What is this thing called the psoas?
Buried deep within the core of your body, the psoas affects every part of your life, from your physical well-being to how you relate to the world.
The psoas, pronounced “so-az” affects us both structurally and emotionally.
Structurally, your psoas muscles are the deepest muscles in your core.
They start at the 12th thoracic vertebrae on each side of your spine, attach to the next 5 lumbar vertebrae on the way down, then travel through your pelvis and attach to your femurs (leg bones). They are rather important as they’re the ONLY muscle in the human body that connect the upper torso to the lower limbs.
The psoas act like a pendulum, with the help of deep core muscles, they help the legs to swing forward from the spine when you’re walking. The pelvis remains centered as the central “hub” while the psoas connects you to movement. In terms of movement, this is what the psoas does for you:
helps you bend your hips and legs toward your chest, like when you’re going up the stairs
Hinge forward in flexion at the hip joints so you can bend and pick something up on the floor
They stabilize your torso and spine in movement and when sitting.
They support your internal organs working like hydraulic pumps for blood to travel through your cells.
Emotionally, the psoas is linked with past trauma to the body and the brain.
We store stress in our bodies and the psoas, being centralized holds the memory of physical events, lifestyle habits, age, injuries or accidents, but also due to mental stress and unhealed traumas. There’s also a connection with the psoas and the diaphragm (your breathing muscle) due to the upper attachment. When you are startled, excited or stressed, your psoas contracts, in other words, your psoas has a direct correlation to your flight or fight response.
Because your psoas is often overused, a tight or overstretched psoas could be the cause of your aches and pains, including pelvic pain, hip pain and low back pain. Having “tight” hips doesn’t mean you have a short psoas, and it doesn’t necessarily mean you should be stretching it.
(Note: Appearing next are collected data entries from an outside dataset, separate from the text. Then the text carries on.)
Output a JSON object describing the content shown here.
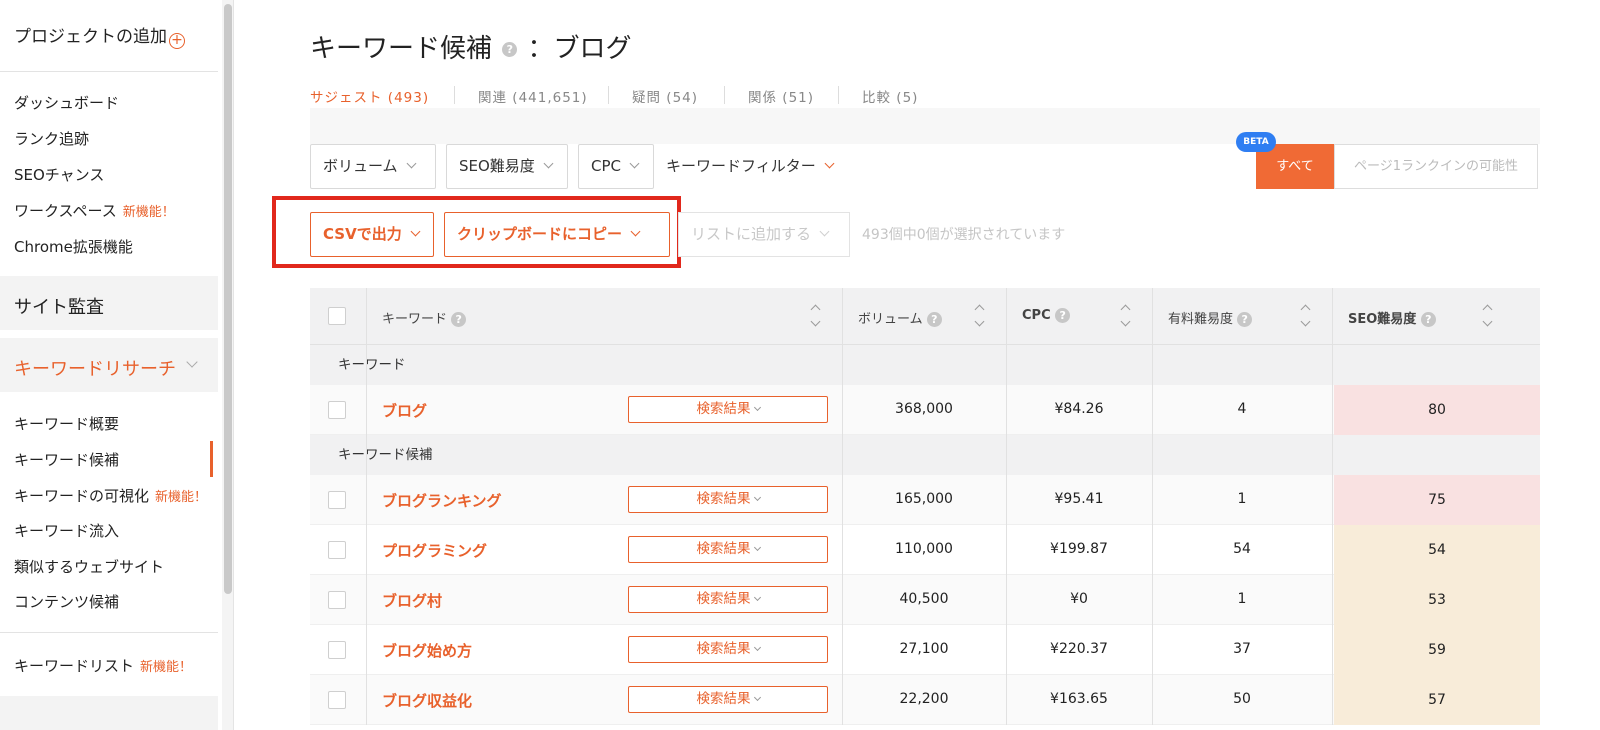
{
  "sidebar": {
    "add_project": "プロジェクトの追加",
    "items_top": [
      "ダッシュボード",
      "ランク追跡",
      "SEOチャンス",
      "ワークスペース",
      "Chrome拡張機能"
    ],
    "new_badge": "新機能！",
    "site_audit": "サイト監査",
    "keyword_research": "キーワードリサーチ",
    "items_kr": [
      "キーワード概要",
      "キーワード候補",
      "キーワードの可視化",
      "キーワード流入",
      "類似するウェブサイト",
      "コンテンツ候補"
    ],
    "keyword_list": "キーワードリスト"
  },
  "header": {
    "title": "キーワード候補",
    "title_suffix": "：ブログ"
  },
  "tabs": [
    {
      "label": "サジェスト",
      "count": "(493)",
      "active": true
    },
    {
      "label": "関連",
      "count": "(441,651)"
    },
    {
      "label": "疑問",
      "count": "(54)"
    },
    {
      "label": "関係",
      "count": "(51)"
    },
    {
      "label": "比較",
      "count": "(5)"
    }
  ],
  "filters": {
    "volume": "ボリューム",
    "seo_difficulty": "SEO難易度",
    "cpc": "CPC",
    "keyword_filter": "キーワードフィルター",
    "beta": "BETA",
    "all": "すべて",
    "page1": "ページ1ランクインの可能性"
  },
  "actions": {
    "csv": "CSVで出力",
    "clipboard": "クリップボードにコピー",
    "add_list": "リストに追加する",
    "selection_info": "493個中0個が選択されています"
  },
  "table": {
    "headers": {
      "keyword": "キーワード",
      "volume": "ボリューム",
      "cpc": "CPC",
      "paid": "有料難易度",
      "seo": "SEO難易度"
    },
    "group_keyword": "キーワード",
    "group_suggest": "キーワード候補",
    "serp_label": "検索結果",
    "main_row": {
      "keyword": "ブログ",
      "volume": "368,000",
      "cpc": "¥84.26",
      "paid": "4",
      "seo": "80"
    },
    "rows": [
      {
        "keyword": "ブログランキング",
        "volume": "165,000",
        "cpc": "¥95.41",
        "paid": "1",
        "seo": "75"
      },
      {
        "keyword": "プログラミング",
        "volume": "110,000",
        "cpc": "¥199.87",
        "paid": "54",
        "seo": "54"
      },
      {
        "keyword": "ブログ村",
        "volume": "40,500",
        "cpc": "¥0",
        "paid": "1",
        "seo": "53"
      },
      {
        "keyword": "ブログ始め方",
        "volume": "27,100",
        "cpc": "¥220.37",
        "paid": "37",
        "seo": "59"
      },
      {
        "keyword": "ブログ収益化",
        "volume": "22,200",
        "cpc": "¥163.65",
        "paid": "50",
        "seo": "57"
      }
    ]
  },
  "colors": {
    "accent": "#e8612c",
    "highlight_box": "#e1281c",
    "beta": "#2f7ef2"
  }
}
In fact, depending on your situation, stretching your psoas may actually do more harm than good! The key is to know whether your psoas is short and tight and thus in need of stretching, or if it’s weak and overstretched and in need of strengthening. When the psoas is healthy, your digestion is improved, your back feels great, your hips move well and you can actually fire your glute muscles effectively when in movement.
See a movement professional to talk about your psoas and see if it’s the cause of some of your discomfort and pain.